Switch ID: 5948-6652-1589

Dusk

@Krull Again, that's on the premise that the only two options are gambling or obvious "right" and "wrong" choices. I can think of many instances, Witcher III included, in which the you were fully aware of what you were doing, fully aware of the consequences and had to pick whatever your morality/personality dictates even though there were benefits and drawbacks to either conclusion.

In regards to the Paladin example - yeah, sure, some people would roll with it, but no one would ever say that this is fair - you don't expect a maximized intelligence spellcaster PLAYER to be an extremely intelligent person and nothing prevents the mumbling shy person to roleplay being a charismatic Bard, so why would you punish the Paladin for something the Player clearly didn't understand? It's like playing with someone who doesn't know the rules.

Also, I will point to my example that optional love interests are basically the most prevalent option of a true "meaningful choice". If you, as a player, get to assert your agency and preferences on the world while the game allows it to you and changes your experience based on a premise you agreed on while playing, no one changes the rules halfway. If you get to assert your agency and preferences in an inconsistent ruleset - yeah, great, that's real life, but again, not "meaningful choices", gambling.

Edited on by Dusk

Dusk

Laoak

The Gamecube controller is quite overrated in my opinion.
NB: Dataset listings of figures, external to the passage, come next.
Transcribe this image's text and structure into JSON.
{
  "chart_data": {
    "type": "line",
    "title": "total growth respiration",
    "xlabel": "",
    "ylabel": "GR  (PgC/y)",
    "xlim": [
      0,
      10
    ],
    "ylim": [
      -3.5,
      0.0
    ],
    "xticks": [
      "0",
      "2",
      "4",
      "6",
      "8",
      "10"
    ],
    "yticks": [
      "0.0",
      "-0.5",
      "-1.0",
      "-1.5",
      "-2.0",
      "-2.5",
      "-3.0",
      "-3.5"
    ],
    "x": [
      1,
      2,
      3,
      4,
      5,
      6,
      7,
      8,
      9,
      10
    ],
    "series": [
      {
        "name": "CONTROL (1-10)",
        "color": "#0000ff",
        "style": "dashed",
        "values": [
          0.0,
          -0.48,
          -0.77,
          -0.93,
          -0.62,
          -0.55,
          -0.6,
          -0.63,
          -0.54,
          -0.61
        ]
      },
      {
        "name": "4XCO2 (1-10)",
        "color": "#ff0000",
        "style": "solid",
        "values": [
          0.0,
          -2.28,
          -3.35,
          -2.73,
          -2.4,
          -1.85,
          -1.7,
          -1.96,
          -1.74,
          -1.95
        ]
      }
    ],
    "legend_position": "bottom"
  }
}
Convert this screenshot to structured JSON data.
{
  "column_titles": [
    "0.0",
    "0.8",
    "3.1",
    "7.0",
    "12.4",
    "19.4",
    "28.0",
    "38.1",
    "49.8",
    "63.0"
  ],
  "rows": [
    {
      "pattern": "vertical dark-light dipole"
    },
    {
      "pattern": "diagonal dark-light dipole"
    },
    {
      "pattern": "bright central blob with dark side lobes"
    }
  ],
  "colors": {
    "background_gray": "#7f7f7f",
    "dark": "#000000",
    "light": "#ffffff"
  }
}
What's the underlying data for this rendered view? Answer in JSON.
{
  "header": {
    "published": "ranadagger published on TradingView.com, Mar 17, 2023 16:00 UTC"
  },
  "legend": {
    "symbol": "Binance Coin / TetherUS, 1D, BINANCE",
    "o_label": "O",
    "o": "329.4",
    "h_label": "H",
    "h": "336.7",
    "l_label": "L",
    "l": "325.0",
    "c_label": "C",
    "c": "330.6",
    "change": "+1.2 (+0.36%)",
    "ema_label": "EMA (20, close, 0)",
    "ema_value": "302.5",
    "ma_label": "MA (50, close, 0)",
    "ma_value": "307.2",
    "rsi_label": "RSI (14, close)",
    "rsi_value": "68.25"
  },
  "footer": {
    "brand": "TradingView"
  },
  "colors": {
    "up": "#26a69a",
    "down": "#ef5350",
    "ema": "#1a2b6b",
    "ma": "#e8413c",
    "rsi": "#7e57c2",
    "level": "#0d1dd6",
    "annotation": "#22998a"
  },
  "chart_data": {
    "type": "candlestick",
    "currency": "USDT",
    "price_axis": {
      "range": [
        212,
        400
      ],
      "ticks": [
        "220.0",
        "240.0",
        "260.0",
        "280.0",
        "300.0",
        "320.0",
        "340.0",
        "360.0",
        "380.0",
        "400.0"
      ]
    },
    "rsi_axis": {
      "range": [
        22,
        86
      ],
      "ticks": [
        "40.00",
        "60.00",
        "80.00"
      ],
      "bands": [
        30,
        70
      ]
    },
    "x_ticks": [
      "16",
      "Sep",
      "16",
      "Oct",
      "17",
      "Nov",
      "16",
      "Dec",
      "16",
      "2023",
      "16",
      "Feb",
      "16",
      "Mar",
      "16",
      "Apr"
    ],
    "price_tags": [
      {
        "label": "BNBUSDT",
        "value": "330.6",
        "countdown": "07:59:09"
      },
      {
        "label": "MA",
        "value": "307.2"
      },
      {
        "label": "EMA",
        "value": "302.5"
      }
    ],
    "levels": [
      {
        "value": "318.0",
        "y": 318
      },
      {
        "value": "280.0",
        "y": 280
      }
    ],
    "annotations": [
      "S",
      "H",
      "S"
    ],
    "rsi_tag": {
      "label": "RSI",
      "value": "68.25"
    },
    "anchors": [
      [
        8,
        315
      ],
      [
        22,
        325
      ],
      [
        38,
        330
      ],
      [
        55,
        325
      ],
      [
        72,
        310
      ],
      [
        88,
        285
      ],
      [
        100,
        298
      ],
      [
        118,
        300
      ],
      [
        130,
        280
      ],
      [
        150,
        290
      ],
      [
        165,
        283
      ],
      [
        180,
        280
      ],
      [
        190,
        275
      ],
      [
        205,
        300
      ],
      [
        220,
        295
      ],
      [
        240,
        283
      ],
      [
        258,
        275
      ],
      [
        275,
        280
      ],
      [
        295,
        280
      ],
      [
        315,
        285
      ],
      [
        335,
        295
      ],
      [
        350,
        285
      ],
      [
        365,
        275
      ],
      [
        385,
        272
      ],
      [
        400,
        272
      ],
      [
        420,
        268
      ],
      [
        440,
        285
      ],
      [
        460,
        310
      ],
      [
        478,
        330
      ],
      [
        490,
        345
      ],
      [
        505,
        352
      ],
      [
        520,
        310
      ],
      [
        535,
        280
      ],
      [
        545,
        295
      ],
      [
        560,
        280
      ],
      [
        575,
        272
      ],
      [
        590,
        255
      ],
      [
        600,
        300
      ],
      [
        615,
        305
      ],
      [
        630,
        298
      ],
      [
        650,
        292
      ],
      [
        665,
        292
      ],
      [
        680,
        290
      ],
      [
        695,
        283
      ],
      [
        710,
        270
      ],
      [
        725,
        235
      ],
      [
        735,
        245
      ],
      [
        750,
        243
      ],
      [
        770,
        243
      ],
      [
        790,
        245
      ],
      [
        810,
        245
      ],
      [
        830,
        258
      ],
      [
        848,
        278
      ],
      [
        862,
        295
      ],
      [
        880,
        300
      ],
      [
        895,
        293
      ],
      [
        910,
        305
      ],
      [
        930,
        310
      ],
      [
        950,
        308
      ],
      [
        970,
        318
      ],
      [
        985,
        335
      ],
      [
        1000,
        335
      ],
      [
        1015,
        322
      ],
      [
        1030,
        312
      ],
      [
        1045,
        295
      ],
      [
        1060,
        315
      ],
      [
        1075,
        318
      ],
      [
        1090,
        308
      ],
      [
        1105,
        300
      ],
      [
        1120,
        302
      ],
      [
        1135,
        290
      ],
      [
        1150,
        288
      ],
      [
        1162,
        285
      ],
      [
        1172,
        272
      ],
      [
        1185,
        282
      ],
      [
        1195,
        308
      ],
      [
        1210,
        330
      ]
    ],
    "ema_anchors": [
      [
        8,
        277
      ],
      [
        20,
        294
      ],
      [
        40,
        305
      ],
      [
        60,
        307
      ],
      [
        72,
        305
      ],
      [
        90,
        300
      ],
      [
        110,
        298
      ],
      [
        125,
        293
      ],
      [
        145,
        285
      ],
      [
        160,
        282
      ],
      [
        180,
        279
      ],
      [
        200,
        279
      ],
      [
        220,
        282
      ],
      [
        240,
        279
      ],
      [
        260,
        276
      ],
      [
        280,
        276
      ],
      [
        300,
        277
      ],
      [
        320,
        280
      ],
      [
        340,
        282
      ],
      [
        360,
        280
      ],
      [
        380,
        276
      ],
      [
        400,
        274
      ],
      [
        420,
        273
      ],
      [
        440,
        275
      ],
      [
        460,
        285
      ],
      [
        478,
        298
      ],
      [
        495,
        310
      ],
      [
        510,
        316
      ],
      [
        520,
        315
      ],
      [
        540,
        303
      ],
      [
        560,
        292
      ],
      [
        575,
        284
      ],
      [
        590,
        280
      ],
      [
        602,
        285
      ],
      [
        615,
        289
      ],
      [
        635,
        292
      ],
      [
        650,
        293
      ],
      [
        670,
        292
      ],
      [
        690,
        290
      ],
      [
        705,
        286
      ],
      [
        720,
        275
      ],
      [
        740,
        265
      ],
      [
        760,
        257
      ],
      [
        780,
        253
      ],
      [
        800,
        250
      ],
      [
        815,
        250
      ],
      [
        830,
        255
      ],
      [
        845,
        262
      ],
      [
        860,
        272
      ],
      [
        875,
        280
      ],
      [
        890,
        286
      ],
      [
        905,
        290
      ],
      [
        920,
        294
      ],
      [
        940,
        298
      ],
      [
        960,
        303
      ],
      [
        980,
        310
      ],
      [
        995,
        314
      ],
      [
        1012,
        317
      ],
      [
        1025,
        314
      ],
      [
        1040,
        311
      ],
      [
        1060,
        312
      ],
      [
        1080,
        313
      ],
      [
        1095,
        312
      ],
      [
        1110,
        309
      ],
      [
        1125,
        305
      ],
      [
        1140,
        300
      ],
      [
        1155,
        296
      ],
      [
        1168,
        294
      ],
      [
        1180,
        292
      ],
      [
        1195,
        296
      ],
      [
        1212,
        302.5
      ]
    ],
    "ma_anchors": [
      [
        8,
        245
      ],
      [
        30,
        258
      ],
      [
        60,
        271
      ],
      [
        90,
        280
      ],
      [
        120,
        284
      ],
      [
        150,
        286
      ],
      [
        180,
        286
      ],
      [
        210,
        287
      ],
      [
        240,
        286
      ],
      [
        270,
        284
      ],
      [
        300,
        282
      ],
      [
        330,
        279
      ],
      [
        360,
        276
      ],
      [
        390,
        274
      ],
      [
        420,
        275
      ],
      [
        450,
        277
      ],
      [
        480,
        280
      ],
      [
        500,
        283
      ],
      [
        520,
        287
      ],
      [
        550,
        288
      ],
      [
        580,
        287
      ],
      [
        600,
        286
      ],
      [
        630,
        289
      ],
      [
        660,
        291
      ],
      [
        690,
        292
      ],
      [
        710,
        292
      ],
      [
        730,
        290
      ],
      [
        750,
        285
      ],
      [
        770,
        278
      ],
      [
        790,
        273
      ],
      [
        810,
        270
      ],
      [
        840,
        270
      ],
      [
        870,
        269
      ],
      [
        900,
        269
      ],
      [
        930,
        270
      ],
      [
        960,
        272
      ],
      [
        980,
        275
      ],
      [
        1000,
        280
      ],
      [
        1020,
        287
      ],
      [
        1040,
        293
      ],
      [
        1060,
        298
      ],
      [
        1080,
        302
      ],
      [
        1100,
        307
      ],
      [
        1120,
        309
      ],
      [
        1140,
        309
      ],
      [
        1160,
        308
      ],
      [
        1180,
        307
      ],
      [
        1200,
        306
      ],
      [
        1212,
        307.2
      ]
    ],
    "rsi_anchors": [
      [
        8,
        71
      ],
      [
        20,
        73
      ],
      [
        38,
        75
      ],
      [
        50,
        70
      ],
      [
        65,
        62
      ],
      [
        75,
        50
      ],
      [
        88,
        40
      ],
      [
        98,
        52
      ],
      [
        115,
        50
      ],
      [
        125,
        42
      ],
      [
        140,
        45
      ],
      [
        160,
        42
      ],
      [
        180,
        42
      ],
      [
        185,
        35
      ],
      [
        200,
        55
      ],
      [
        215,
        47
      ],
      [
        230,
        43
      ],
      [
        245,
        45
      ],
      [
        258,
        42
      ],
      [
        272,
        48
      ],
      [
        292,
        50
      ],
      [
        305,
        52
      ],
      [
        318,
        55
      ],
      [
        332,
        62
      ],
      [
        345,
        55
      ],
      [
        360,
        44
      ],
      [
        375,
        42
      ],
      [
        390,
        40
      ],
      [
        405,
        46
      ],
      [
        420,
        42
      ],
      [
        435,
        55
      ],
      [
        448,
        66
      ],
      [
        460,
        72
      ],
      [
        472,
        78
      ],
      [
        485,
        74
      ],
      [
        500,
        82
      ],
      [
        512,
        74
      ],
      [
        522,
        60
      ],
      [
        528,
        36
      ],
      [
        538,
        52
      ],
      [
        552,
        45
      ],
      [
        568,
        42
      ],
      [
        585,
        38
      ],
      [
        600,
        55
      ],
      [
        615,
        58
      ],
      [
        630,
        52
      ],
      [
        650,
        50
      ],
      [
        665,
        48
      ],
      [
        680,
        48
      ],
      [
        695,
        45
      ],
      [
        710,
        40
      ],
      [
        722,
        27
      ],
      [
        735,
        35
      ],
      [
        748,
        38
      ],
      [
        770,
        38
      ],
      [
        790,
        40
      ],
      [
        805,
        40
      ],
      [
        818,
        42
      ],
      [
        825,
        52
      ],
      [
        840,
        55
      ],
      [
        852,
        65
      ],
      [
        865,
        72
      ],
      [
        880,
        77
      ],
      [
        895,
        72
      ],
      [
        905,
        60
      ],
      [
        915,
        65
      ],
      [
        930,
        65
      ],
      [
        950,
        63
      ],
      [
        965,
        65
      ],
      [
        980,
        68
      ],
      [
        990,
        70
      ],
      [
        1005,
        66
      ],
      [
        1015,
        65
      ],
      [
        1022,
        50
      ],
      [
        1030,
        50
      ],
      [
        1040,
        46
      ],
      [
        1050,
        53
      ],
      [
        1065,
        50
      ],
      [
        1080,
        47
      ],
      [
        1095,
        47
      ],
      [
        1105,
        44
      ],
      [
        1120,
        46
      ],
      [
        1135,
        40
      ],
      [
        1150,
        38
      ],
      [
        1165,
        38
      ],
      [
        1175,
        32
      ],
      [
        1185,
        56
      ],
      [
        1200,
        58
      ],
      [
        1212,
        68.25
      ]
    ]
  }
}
It is a good controller, don't get me wrong, but I would prefer the design of any current-gen controller over the Gamecube one (except joy cons). I really don't like the button placement and the sizing of the buttons, however the grip is fine. Also, imo it is not the definitive smash controller. Sure, it's good for smash but the Switch Pro Controller is way comfier and no matter how much I practice with the gamecube controller, I always play better with the Pro Controller. That might just be from how much I've played with the Switch Pro Controller.

{funny quote here}

BruceCM

So, how, exactly, do they do real 'meaningful choices', since you basically don't like any of the ways any game does them .... ? Given it is, in the end, just a game, I'm not sure how much better it'd even be possible to do them

SW-4357-9287-0699
Gamertag: BruceCM

Dusk

@BruceCM I can think of a few instances games got choices right or half-right at least so it's definitely possible, here are some:

Dragon Age Origins - What do to with the Elven Keeper? What should you do with the mages? Should you help the Elven couple get hitched even though he is weak? Should that Dwarven kid spread the Chantry's teachings amongst the Dwarves even if it may cause a civil war?
Dragon Age 2 - The entire Mages vs Templars thing in the end. You need to determine your outview: are the mages victims or terrorists? are the templars oppressors or just? Nevermind that the game actually did nothing with the dilemma it presented, but the dilemma was there none the less.
Still on Dragon age 2 - Killing or not killing Anders. Completely up to your morality and views, no wrong answer here.
Persona 5 - The entire gameplay loop itself is just a huge choice mechanic, that's why it's addictive. How do you spend your day? Who is important to you? Who do you not care about? Even though it is a JRPG, it even presents you with like 6 endings (1 of them True, 1 of them Good, so... another choice).
Tale of Wuxia - pretty much the same as Persona 5 gameplay loop, and some choices too.
Call of Cthulhu and Sinking City - Endings, you need to decide what's the best course of action due to what you know - this time, there are no RIGHT answers.
Banner Saga - does this sometimes, I specifically remember the ending of the Banner Saga 2, but won't spoil it.
Fire Emblem Three Houses - the entire secret 4th route is a conscious choice you have to make, if you manage to uncover it.

Other games that do that but I can't think of specific examples from the top of my head - Witcher III to extent, Mass Effect, etc.

Again, I'm not saying it's completely not there, I'm saying the other choices are just filler gambling. I would prefer if games had more choices that are meaningful and based on your own morality and personality.